The vegetarians in the audience are surely familiar with this type of “accommodation.” Your life choices are represented at random events with a pile of grapes or a little bowl of black olives. Or you get handed a bowl of an uninspired, 2-ingredient salad that took thirty seconds to throw together, while everyone tears into large hunks of barbecued meat that mercilessly still look like the original animal.
I told James “No way, man. We have to make something good. We’re not going to leave a little pile of celery out for them to nibble on, like they’re a litter of bunnies that we found under the back porch. “
So we made a delicious dip from soy chorizo, salsa, and vegetarian refried beans, along with a spicy cheese dip and a mountain of cheese pizza rolls. Nailed it.
I’m always fascinated by the motivations of the inspired vegetarian. The reasons seem to be varied from person to person, usually some mix of compassion for the animals who take a boltgun in the forehead to give us that Big Mac, or religious beliefs, or for the health benefits, or simply because they don’t like chewing on something that closely resembles their own thigh.
Now don’t get me wrong. I’m a vegetarian accommodater, but I’m also a meat eater. I support anyone’s choice on what they want to stick in their mouth, but I also have a love affair with beef jerky, smoked meats, and big fat juicy steaks. If I were hungry enough, I’d hit a beaver in the forehead with an arrow just to see what he tastes like on the grill, wrapped in bacon, brushed with a little-based soy marinade and maybe some caramelized onions.
The compassion-based vegetarians make the most sense to me. I can see their point – that they don’t want to support this industry of raising critters in tiny pens, in horrible conditions, pumping them full of hormones, just to slaughter them in some tremendously terrible way.

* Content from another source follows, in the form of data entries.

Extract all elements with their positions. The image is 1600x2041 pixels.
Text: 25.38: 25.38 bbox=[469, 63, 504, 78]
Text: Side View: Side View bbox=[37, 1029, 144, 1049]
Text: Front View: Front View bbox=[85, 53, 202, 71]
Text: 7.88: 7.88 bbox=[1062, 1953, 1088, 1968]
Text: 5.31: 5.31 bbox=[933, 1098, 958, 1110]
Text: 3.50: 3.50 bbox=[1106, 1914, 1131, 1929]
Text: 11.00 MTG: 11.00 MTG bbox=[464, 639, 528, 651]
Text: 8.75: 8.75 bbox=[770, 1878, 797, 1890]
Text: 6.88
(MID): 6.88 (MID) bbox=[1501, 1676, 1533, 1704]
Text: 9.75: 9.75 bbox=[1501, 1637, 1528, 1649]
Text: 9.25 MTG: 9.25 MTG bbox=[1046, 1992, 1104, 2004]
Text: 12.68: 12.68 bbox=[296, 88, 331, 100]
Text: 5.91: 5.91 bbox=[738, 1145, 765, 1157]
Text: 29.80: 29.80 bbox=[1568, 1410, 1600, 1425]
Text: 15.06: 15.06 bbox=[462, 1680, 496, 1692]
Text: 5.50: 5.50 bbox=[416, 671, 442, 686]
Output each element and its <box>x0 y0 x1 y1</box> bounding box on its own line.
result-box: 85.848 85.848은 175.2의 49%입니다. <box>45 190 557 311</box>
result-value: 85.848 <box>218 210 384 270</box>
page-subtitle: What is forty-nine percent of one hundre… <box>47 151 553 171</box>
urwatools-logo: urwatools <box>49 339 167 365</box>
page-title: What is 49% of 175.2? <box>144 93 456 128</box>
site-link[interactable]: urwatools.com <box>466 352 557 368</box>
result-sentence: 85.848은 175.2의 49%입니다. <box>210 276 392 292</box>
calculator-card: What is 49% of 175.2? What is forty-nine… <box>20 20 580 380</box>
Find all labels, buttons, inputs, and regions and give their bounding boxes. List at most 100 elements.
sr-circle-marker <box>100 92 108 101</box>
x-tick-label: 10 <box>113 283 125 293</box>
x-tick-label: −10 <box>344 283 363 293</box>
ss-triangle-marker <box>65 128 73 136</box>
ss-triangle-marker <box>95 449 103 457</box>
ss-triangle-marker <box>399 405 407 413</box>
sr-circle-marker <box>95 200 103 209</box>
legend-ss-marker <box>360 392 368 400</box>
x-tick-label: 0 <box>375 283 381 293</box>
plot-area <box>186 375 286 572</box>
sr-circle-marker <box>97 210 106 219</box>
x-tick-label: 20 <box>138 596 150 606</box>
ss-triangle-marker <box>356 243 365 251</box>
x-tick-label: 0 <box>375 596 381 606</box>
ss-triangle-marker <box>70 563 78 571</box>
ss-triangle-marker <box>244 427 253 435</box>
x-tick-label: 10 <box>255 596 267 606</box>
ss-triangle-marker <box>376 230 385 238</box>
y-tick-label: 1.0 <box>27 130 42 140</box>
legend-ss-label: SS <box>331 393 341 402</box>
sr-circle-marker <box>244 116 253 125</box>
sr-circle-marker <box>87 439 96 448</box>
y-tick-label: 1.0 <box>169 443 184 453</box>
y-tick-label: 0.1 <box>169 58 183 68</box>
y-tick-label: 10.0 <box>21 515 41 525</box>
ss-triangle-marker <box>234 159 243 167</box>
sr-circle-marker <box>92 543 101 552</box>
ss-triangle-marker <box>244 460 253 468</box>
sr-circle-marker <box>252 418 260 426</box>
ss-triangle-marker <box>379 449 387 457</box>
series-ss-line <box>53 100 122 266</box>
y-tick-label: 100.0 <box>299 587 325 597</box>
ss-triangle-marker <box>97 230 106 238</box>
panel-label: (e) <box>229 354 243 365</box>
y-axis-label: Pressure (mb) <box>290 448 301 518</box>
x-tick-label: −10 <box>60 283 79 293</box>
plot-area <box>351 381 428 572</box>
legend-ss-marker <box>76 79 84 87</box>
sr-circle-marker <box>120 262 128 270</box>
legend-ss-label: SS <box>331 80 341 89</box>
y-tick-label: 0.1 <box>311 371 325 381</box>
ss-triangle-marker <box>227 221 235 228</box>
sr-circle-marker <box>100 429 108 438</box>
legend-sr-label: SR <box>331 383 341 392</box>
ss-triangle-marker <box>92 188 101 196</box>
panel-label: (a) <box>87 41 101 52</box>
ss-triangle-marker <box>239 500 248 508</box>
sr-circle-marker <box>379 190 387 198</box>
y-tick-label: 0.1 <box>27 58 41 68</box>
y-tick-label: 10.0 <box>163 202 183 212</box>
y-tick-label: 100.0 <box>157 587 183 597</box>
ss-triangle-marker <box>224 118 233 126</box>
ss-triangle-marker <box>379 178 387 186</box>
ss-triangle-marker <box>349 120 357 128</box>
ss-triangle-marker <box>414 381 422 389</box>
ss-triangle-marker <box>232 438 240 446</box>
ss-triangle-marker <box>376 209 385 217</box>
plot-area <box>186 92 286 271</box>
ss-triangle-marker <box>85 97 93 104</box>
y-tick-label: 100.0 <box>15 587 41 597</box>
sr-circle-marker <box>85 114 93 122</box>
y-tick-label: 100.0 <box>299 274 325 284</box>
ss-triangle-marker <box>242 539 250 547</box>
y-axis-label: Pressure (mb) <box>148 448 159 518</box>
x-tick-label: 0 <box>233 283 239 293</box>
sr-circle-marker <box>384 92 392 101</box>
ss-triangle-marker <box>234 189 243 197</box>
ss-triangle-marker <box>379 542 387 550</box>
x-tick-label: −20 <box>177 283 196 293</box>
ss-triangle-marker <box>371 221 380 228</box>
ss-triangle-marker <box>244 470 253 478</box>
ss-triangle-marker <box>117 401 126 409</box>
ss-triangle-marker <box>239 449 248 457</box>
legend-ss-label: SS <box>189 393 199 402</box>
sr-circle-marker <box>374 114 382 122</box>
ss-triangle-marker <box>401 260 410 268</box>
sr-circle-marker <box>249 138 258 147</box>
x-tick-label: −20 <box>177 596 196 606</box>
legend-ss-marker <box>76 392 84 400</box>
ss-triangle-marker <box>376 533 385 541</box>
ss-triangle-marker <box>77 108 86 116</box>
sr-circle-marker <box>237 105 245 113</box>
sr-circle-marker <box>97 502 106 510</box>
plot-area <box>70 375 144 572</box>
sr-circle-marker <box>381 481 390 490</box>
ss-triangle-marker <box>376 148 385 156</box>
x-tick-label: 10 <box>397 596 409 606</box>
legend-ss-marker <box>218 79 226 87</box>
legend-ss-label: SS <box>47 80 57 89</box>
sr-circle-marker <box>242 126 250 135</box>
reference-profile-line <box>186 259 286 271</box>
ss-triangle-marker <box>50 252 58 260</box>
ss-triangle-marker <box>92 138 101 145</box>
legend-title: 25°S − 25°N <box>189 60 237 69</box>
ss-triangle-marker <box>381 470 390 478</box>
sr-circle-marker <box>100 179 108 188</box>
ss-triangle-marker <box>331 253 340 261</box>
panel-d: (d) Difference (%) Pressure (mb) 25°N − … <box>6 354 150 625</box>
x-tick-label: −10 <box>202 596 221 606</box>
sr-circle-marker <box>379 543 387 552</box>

I think if more of us were required to visit these farms and slaughterhouses, that we’d see bean burrito, quinoa, and tofu product sales go through the roof.
I notice that we mostly eat the ugly animals. The otter, with his little human hands and adorable whiskery face, is permanently exempt from the dinner plate based on cuteness alone. But what if they happen to taste amazing? You might be super conflicted if Otter Fajitas were the best thing ever. Or Koala Bear Dumplings.
The one exception to this is the deer. That seems to be the one super-adorable critter that we’ll go ahead and eat. After watching Bambi as a kid, I was super Pro-Baby Deer and did not root for the Hunter. But then when I had my first taste of venison stew, I guess my priorities shifted over to deliciousness over compassion. I may revisit Bambi again and see if it pulls me back to the Pro-Baby Deer side of things.
I’m conflicted. And all this talk about food is making me hungry.